AMS fellows are chosen based on “outstanding contributions to the atmospheric or related oceanic or hydrologic sciences or their applications during a substantial period of years," according the organization’s award criteria. New fellows are chosen each year by the Fellows Committee from a group no larger than two-tenths of 1 percent of all AMS members.
Dai becomes the sixth DAES faculty member to be so honored. The others are Lance Bozart, Robert Fovell, Daniel Keyser, John Molinari and current DAES chair Christopher Thorncroft.
Dai’s distinguished career began in his native China and extended to the Fraunhofer Institute in Germany, NASA’s Goddard Institute for Space Studies/Columbia University, and the National Center for Atmospheric Research (NCAR) in Boulder, Colo., before he came to UAlbany in 2012.
He has conducted extensive research dealing with much of the Earth’s climate system, including interactions of its many different components. Through this work, science and the public have acquired an enhanced understanding of the global water cycle, atmospheric convection and precipitation processes, atmospheric tides, climate model diagnostics and evaluation, long-term climate change, climate data analysis, hydrometeorology, Asian monsoons and drought.

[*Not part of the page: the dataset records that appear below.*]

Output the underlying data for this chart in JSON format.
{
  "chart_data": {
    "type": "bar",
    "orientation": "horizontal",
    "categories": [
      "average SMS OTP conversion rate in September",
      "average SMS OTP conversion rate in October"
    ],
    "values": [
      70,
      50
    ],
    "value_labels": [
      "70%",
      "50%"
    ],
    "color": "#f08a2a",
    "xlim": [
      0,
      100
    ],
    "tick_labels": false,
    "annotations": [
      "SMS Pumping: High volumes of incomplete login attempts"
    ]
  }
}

Dai is listed by Thomson Reuters among the world's top 1 percent of highly cited researchers in all fields, a level attained by only 4-6 scholars from the entire SUNY system during 2014-2016. He is currently UAlbany’s most cited scholar, according to Google Scholar.
Dai received his B.S. degree from Nanjing University and his master’s from the Institute of Atmospheric Physics in Beijing and obtained his Ph.D. from Columbia University in 1996. He was a scientist at NCAR from 1997 to 2012, the last four years at NCAR’s second highest research category, Scientist III.